Von: Ivd
Rom – Über Generationen hinweg war der Fiat das favorisierte Vehikel von zahlreichen Italienerinnen und Italienern. Erstmals seit den 60er-Jahren ist nicht mehr die italienische Kultmarke auf Platz eins der Neuzulassungen in Italien (9.194 Neuzulassungen im Oktober 2024), sondern die Hersteller Volkswagen (10.928) und Toyota (10.630). Ein drastischer Rückgang, wenn man bedenkt, dass Fiat im Vorjahr noch fast doppelt so viele Fahrzeuge wie die Konkurrenz verkauft hat.
Ist das noch Italien? Diese Frage könnte man sich in Zukunft wohl öfter stellen, wenn man wieder mal unwissend über seinen Standort an einer Straßenecke ausgesetzt wird. Während man früher Italien noch zuverlässig an der überwältigenden Anzahl an Fiats, allem voran den Klassikern 500 und Panda, erkennen konnte, wächst die Anzahl an Fahrzeugen von insbesondere zwei Herstellern: Toyota und Volkswagen.
Im vergangenen Monat haben die Anzahl an Neuzulassungen der beiden Hersteller bereits zum dritten Mal in Folge die Neuzulassungen von Fiat überholt. War es das mit dem italienischen Kulturgut im eigenen Land? Vorerst liegt Fiat mit einer Anzahl von bisher 128.875 Neuzulassungen im Jahr 2024 noch vorne, doch Toyota (102.480) und Volkswagen (100.307) sind den Italienern dicht auf den Fersen. Ein endgültiger Führungswechsel könnte Fiat dann im kommenden Jahr bevorstehen. Welche Rolle der angeschlagene VW-Konzern dabei spielt, bleibt abzuwarten.
Geht die italienische Erfolgsgeschichte nun zu Ende?
Fiat galt in Italien seit den 1960er-Jahren unangefochten als die führende Automarke und war über Jahrzehnte hinweg die klare Nummer eins bei Neuzulassungen. Diese Stellung verdankte Fiat insbesondere der engen Verbindung zur italienischen Kultur und dem speziellen Design seiner Fahrzeuge, das auf die Bedürfnisse und die Infrastruktur des Landes zugeschnitten war: Kleine, schmale Autos für die engen Gassen italienischer Altstädte.
Für diesen Trend ist Volkswagen der genaue Gegenentwurf, denn die jüngsten Erfolge in Italien sind vor allem auf die SUVs T-Roc, T-Cross und Tiguan zurückzuführen. Auch wenn der Autohersteller zum Vorjahresvergleich 2,56 Prozent ins Minus rutschte und derzeit in Deutschland in einer tiefen Krise steckt, konnte der Konzern seine Führung in Italien weiter ausbauen.

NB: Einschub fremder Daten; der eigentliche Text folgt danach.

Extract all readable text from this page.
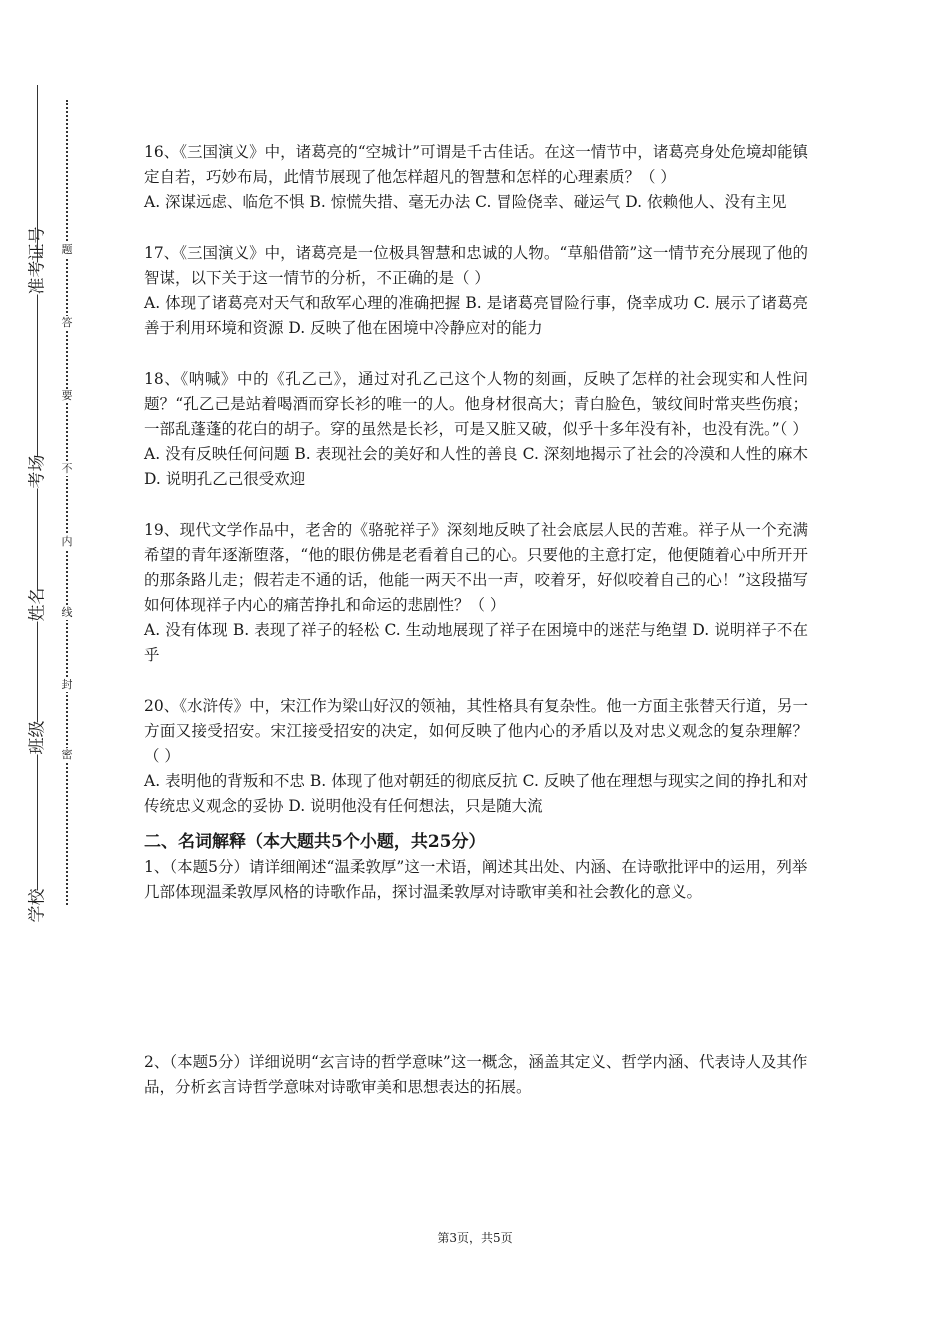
准考证号
考场
姓名
班级
学校
题
答
要
不
内
线
封
密

16、《三国演义》中，诸葛亮的“空城计”可谓是千古佳话。在这一情节中，诸葛亮身处危境却能镇定自若，巧妙布局，此情节展现了他怎样超凡的智慧和怎样的心理素质？（ ）

A. 深谋远虑、临危不惧 B. 惊慌失措、毫无办法 C. 冒险侥幸、碰运气 D. 依赖他人、没有主见

17、《三国演义》中，诸葛亮是一位极具智慧和忠诚的人物。“草船借箭”这一情节充分展现了他的智谋，以下关于这一情节的分析，不正确的是（ ）

A. 体现了诸葛亮对天气和敌军心理的准确把握 B. 是诸葛亮冒险行事，侥幸成功 C. 展示了诸葛亮善于利用环境和资源 D. 反映了他在困境中冷静应对的能力

18、《呐喊》中的《孔乙己》，通过对孔乙己这个人物的刻画，反映了怎样的社会现实和人性问题？“孔乙己是站着喝酒而穿长衫的唯一的人。他身材很高大；青白脸色，皱纹间时常夹些伤痕；一部乱蓬蓬的花白的胡子。穿的虽然是长衫，可是又脏又破，似乎十多年没有补，也没有洗。”（ ）

A. 没有反映任何问题 B. 表现社会的美好和人性的善良 C. 深刻地揭示了社会的冷漠和人性的麻木 D. 说明孔乙己很受欢迎

19、现代文学作品中，老舍的《骆驼祥子》深刻地反映了社会底层人民的苦难。祥子从一个充满希望的青年逐渐堕落，“他的眼仿佛是老看着自己的心。只要他的主意打定，他便随着心中所开开的那条路儿走；假若走不通的话，他能一两天不出一声，咬着牙，好似咬着自己的心！”这段描写如何体现祥子内心的痛苦挣扎和命运的悲剧性？（ ）

A. 没有体现 B. 表现了祥子的轻松 C. 生动地展现了祥子在困境中的迷茫与绝望 D. 说明祥子不在乎

20、《水浒传》中，宋江作为梁山好汉的领袖，其性格具有复杂性。他一方面主张替天行道，另一方面又接受招安。宋江接受招安的决定，如何反映了他内心的矛盾以及对忠义观念的复杂理解？（ ）

A. 表明他的背叛和不忠 B. 体现了他对朝廷的彻底反抗 C. 反映了他在理想与现实之间的挣扎和对传统忠义观念的妥协 D. 说明他没有任何想法，只是随大流

二、名词解释（本大题共5个小题，共25分）

1、（本题5分）请详细阐述“温柔敦厚”这一术语，阐述其出处、内涵、在诗歌批评中的运用，列举几部体现温柔敦厚风格的诗歌作品，探讨温柔敦厚对诗歌审美和社会教化的意义。

2、（本题5分）详细说明“玄言诗的哲学意味”这一概念，涵盖其定义、哲学内涵、代表诗人及其作品，分析玄言诗哲学意味对诗歌审美和思想表达的拓展。

第3页，共5页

Das hängt wohl mehr mit Fiats Verlust von 13,9 Prozent zum Vorjahresvergleich zusammen als mit dem überragenden Erfolg von Volkswagen.
Toyotas Stärke ist hingegen Fiats größte Schwäche: dessen Hybridpalette. Toyota zählt zu den Vorreitern von Plug-in-Hybriden und ist deshalb bei einem weiter fortgeschrittenen Entwicklungsstand, während Fiat erst später auf den rollenden Zug aufgesprungen ist und deshalb derzeitig in einem strukturellen Umschwung steckt. Neue Modelle wie der Fiat 600 und der künftige Fiat 500 Torino (beides Hybriden) sind noch nicht vollständig auf dem Markt angekommen. Der klassische Fiat 500 ist inzwischen vergriffen, und auch die Nachfrage nach Modellen wie dem 500X und Tipo, die sich seit fast zehn Jahren kaum weiterentwickelt haben, sinkt.
Stimmungswechsel auf dem italienischen Automarkt
Für Fiat steht viel auf dem Spiel, denn die Konkurrenz zeigt, wie sehr sich die Wünsche italienischer Autofahrer gewandelt haben. Für sie stehen Faktoren wie Funktionalität und der Preis wohl aktuell höher im Kurs als die Zugehörigkeit zur italienischen Kultur und das klassische Design.
Ob Fiat seine einstige Vormachtstellung zurückgewinnen kann oder ob der Wandel langfristig ist, wird sich in den kommenden Monaten zeigen. Klar ist jedoch: Der Automarkt in Italien und dem Rest der Welt durchläuft aktuell einen Wandel, der nicht nur Fiat zum Umdenken zwingt.